The resulting Infaunal Quality Index (IQI)[3] value for Sutton Lock was 0.83, as it was at St. Johns Lake. An ecosystem health assessment based on macrofauna would therefore rank Sutton Lock and St John’s Lake as the most impacted sites, although all sites lie above the standard threshold (0.75) used to describe ecosystem status as high (Supplementary Table 5).

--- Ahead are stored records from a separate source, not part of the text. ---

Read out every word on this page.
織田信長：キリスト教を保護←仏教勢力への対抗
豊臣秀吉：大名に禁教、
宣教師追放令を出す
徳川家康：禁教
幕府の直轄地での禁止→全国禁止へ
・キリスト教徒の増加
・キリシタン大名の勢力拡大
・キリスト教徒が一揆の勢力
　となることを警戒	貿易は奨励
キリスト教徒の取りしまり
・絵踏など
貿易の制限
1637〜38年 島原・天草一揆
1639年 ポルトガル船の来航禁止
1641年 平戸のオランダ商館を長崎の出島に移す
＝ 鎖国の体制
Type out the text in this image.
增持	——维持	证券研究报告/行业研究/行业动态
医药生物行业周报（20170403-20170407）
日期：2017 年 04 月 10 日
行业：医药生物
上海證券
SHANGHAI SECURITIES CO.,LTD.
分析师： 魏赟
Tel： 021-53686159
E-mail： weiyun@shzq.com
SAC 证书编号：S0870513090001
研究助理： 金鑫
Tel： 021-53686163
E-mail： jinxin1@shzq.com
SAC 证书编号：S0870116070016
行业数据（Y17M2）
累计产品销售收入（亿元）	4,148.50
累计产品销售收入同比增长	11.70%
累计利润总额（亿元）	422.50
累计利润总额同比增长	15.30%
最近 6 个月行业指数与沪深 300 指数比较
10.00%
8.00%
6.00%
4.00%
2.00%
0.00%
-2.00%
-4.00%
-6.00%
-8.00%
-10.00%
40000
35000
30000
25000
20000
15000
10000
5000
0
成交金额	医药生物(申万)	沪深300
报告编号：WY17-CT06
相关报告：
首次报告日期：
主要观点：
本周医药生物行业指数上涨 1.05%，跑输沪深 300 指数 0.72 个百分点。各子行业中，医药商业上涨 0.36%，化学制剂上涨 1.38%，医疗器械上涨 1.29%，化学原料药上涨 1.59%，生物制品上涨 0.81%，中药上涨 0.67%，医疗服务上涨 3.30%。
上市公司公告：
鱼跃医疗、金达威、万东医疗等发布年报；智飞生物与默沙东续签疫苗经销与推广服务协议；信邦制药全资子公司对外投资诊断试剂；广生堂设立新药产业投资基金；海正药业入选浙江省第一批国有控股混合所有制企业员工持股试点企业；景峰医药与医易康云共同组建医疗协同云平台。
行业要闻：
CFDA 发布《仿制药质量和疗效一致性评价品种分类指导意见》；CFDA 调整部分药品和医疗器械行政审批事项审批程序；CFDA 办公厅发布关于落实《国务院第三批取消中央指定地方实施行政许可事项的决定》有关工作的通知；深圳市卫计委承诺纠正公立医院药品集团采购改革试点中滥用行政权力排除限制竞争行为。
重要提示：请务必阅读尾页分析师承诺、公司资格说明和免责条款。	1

Congruence in assemblage structure

Results from canonical correspondence analysis (CCA)[20] differed across taxonomic groups with varying numbers of predictor variables significantly associated with inter-site variation in assemblage structure (Fig. 2). Archaeal and macrofaunal assemblages did not vary in response to gradients of any of the predictor variables examined. In contrast, sediment, environmental and bioturbation-related variables were associated with variation in the bacterial assemblage. Variation in both protist and meiofauna was related to hydrocarbon gradients, with additional roles for sediment structure and environmental variables in the former and bioturbation in the latter.

Figure 2

Correspondence analysis plot for each taxon group. Red points are the positions of individual taxa with respect to sites. Where predictor variables were significantly associated with pattern across the sites, these are added to the plots as lines, with direction and magnitude from the origin indicating the influence of the variable. Site labels; (a) Cawsand Bay, (b) Inner Breakwater, (c) Jennycliff Bay, (d) Mallard Shoal, (e) West Mud, (f) St. John’s Lake, (g) Sutton Lock. Variable labels; S1) sediment PC score on axis 1, S2) sediment PC2, H1) hydrocarbon PC1, H2) hydrocarbon PC2, E2) environmental PC2, B1) bioturbation PC1, B2) bioturbation PC2 and BPc) community bioturbation potential index.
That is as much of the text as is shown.